In my article last week, I drew attention to Western Europe’s failure to cooperate more positively with Russia and the Commonwealth of Independent States (CIS) after the end of the Cold War. It was a costly failure that the world suffers from today. Countries with longer democratic experience can give advice to younger states; older democracies will learn on the way, too, so they can renew their systems and cooperate better with others. Once the Corona pandemic is over, we have an important opportunity to revisit and renew bilateral and multilateral diplomacy, including the UN and other organisations.

In all countries, political parties, civil society organisations, universities and think tanks, the civil service and the private sector, and so on, must all improve. We should know that even in the best democracies, such as those in Scandinavian countries, there is a huge space for improvements, especially in fields and organisations that have been left too much or their own, unnoticed and hidden. As the world keeps changing, as it will always do, there will be new situations to be addressed, and there is a need for people’s participation. It is worrying that fewer young people join political parties. We have become less ideological and that leads to less deep engagement.
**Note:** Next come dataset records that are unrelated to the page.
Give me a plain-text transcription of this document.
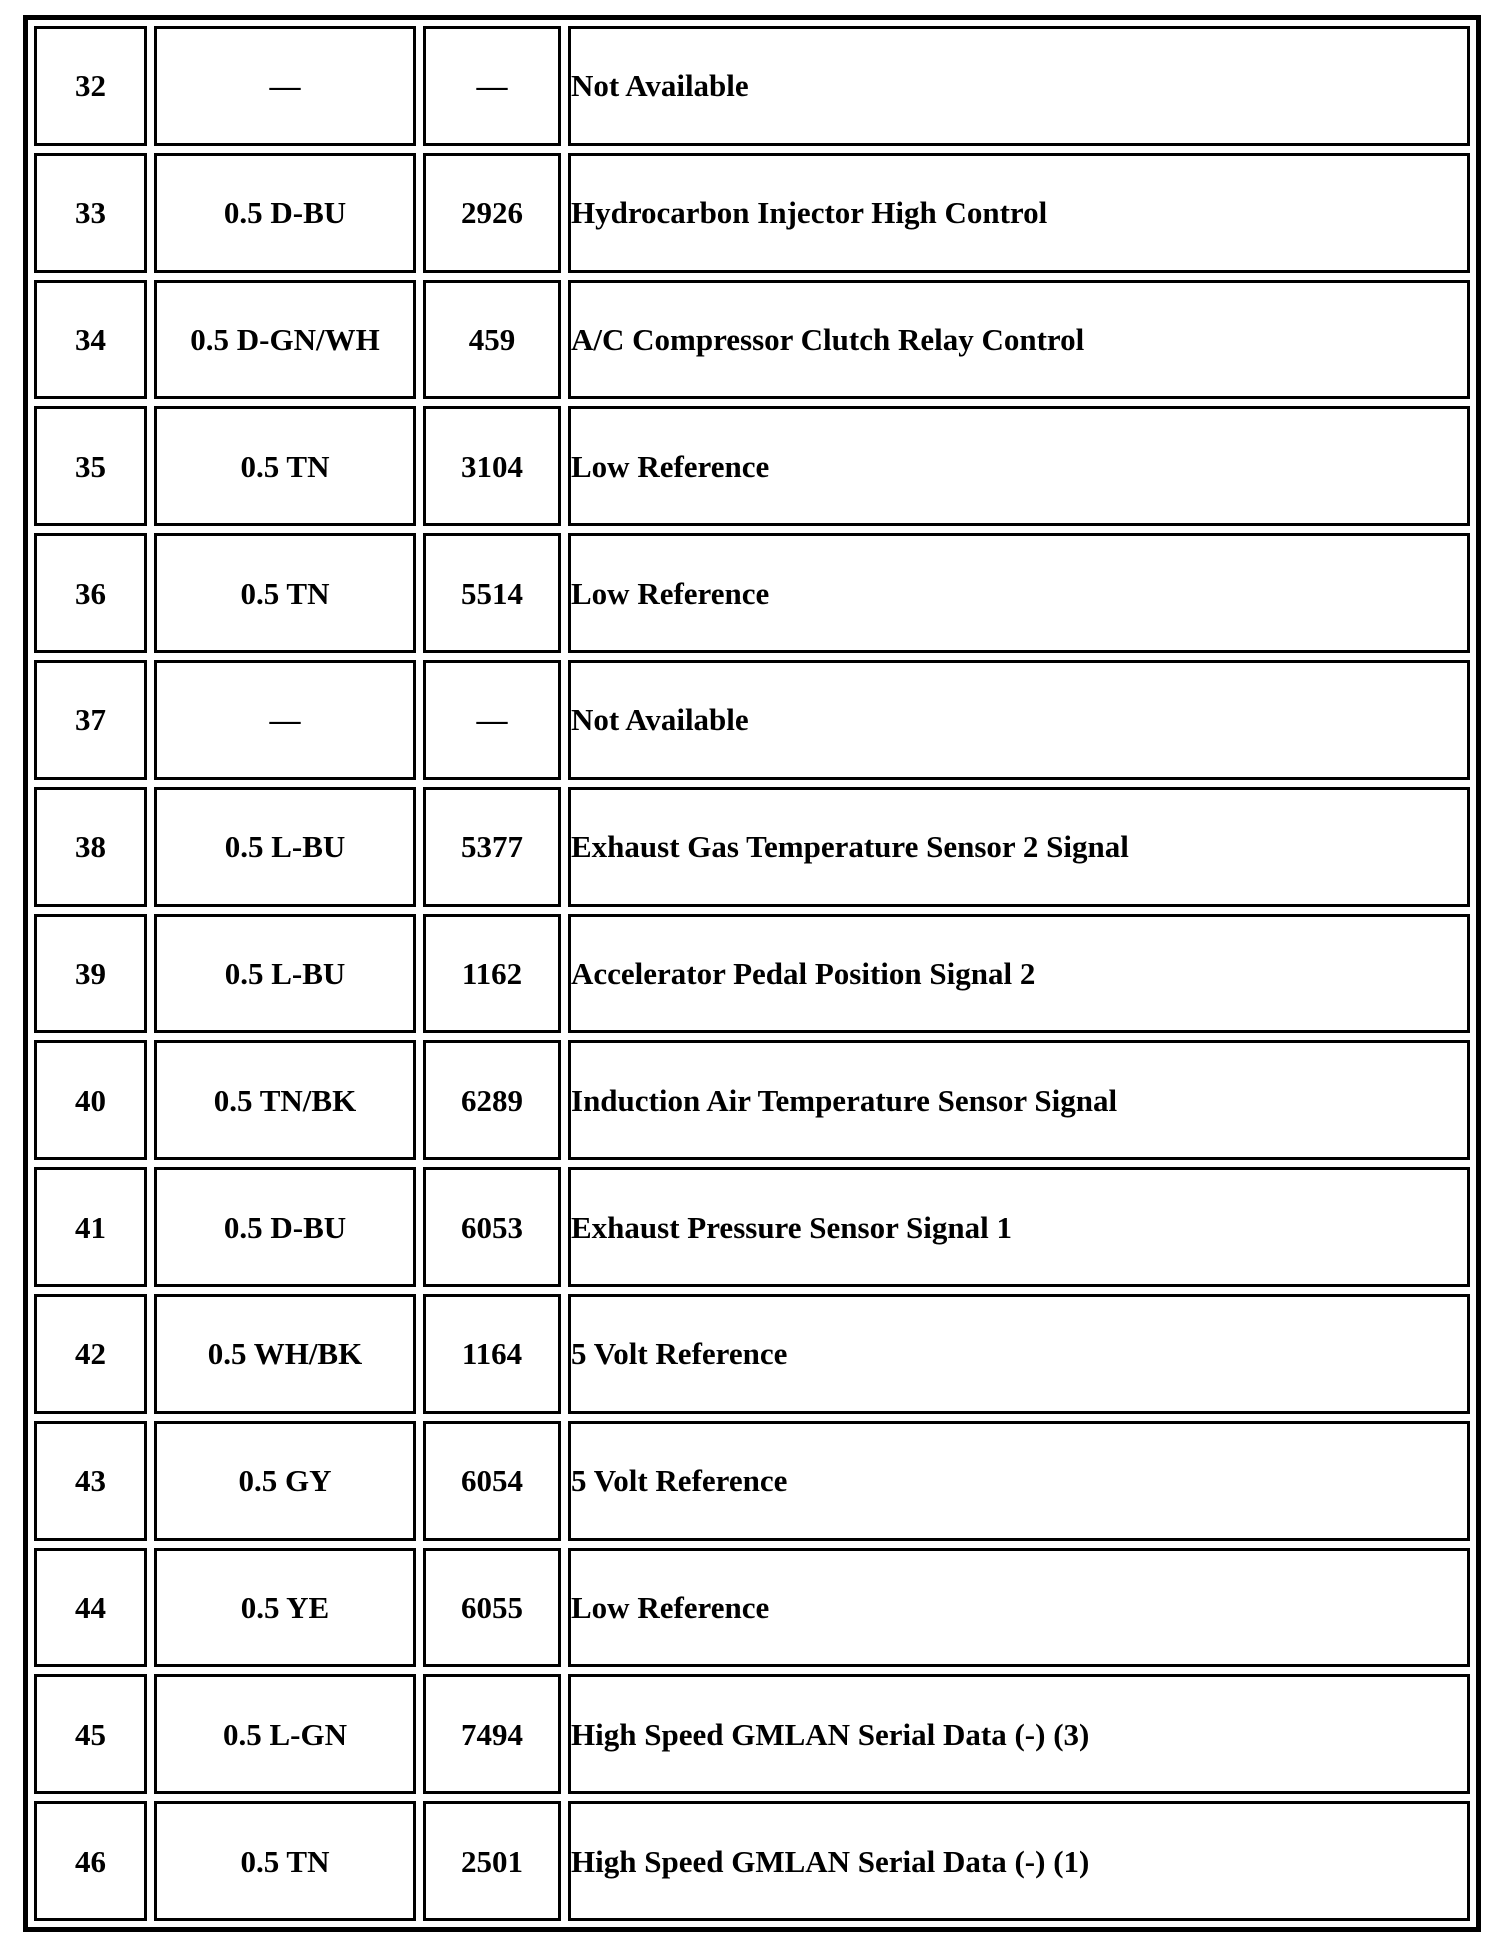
32	—	—	Not Available
33	0.5 D-BU	2926	Hydrocarbon Injector High Control
34	0.5 D-GN/WH	459	A/C Compressor Clutch Relay Control
35	0.5 TN	3104	Low Reference
36	0.5 TN	5514	Low Reference
37	—	—	Not Available
38	0.5 L-BU	5377	Exhaust Gas Temperature Sensor 2 Signal
39	0.5 L-BU	1162	Accelerator Pedal Position Signal 2
40	0.5 TN/BK	6289	Induction Air Temperature Sensor Signal
41	0.5 D-BU	6053	Exhaust Pressure Sensor Signal 1
42	0.5 WH/BK	1164	5 Volt Reference
43	0.5 GY	6054	5 Volt Reference
44	0.5 YE	6055	Low Reference
45	0.5 L-GN	7494	High Speed GMLAN Serial Data (-) (3)
46	0.5 TN	2501	High Speed GMLAN Serial Data (-) (1)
The modern communication technologies can be tools for easier participation and widened democratic participation and cooperation. Young people have exciting tasks ahead to change their world, locally and globally. I believe that the political parties have major challenges; they must change in organisational forms, the ways they work, the ways they recruit members, and so on. I believe that ideologies and values must become clearer, and strategies for how to reach results. Also, political parties must include the private sector in their work; the private sector must not only focus on making money, but on how to pay back to society, and participate and discuss with politicians. Professor Schwab’s newly released book, ‘Stakeholder Capitalism’, becomes useful.

We seem to be awaiting grand new political ideas, top names, new visions, future-looking ideologies, and values that are good for all in a more equal world. We live in a technocratic, bureaucratic and meritocratic time. The political class may be comfortable enough with the state of affairs and not be searching seriously enough for real improvements, new ideas and change. I believe we should revitalise old ideologies, indeed socialism and also social democracy. But in some fields, such as gender equality and the environmental issues and climate change, leaders have done very well. All politicians can learn from their work. I believe that the migration and refugee issues need urgent attention, with new theories, ideas and sustainable solutions. Last week I made reference to the unique writer Mohsin Hamid and his libertarian suggestions about migration; he is thinking outside the box. It is good a writer takes up the issues, but it is the responsibility of politicians, international organisations, the private sector, and others to find ways of practical implementation.

It is a fact that political and other ideologies play a less prominent role today than fifty or a hundred years ago. Religion and faith were clearer and simpler, too: one would be born into a religion and stay with it for life. Few would question dogma and doctrine, and even those who did, wouldn’t speak too much about it. In politics, people were either on the socialist or bourgeoisie side. Most people were strongly against Nazi thinking. The small Communist Party was there, and people in the Labour Party would often borrow thinking from that party, but wouldn’t speak about it quite openly, as Labour developed into a more centrist social-democratic party. The Conservatives stood for less government and state regulations.

The decades after WWII were the era of Labour and the development welfare state in Europe, with a model function far beyond. People felt it was safe to have more government and state policies, including the development of military alliances. WWII had been devastating, and old alliances were not always honoured and helped the small state; many thought that the USA for a long time supported Europe with ‘one hand in the pocket’. However, during the Cold War, many would say that the USA played a too dominant role in Europe and the world. It still remains the only superpower; Russia is less prominent, but China is rising fast, especially in the economic field, and it will soon overtake the USA’s economy in size, but not in GDP per capita. China’s population (1.4 billion) is almost five times that of the USA’s (330 thousand), and over four times that of the EU (450 million). China’s economy grows much faster than those of the EU and USA; well, they all depend on each other and also on other countries in an interdependent world—with one ‘ideology’ only, notably capitalism.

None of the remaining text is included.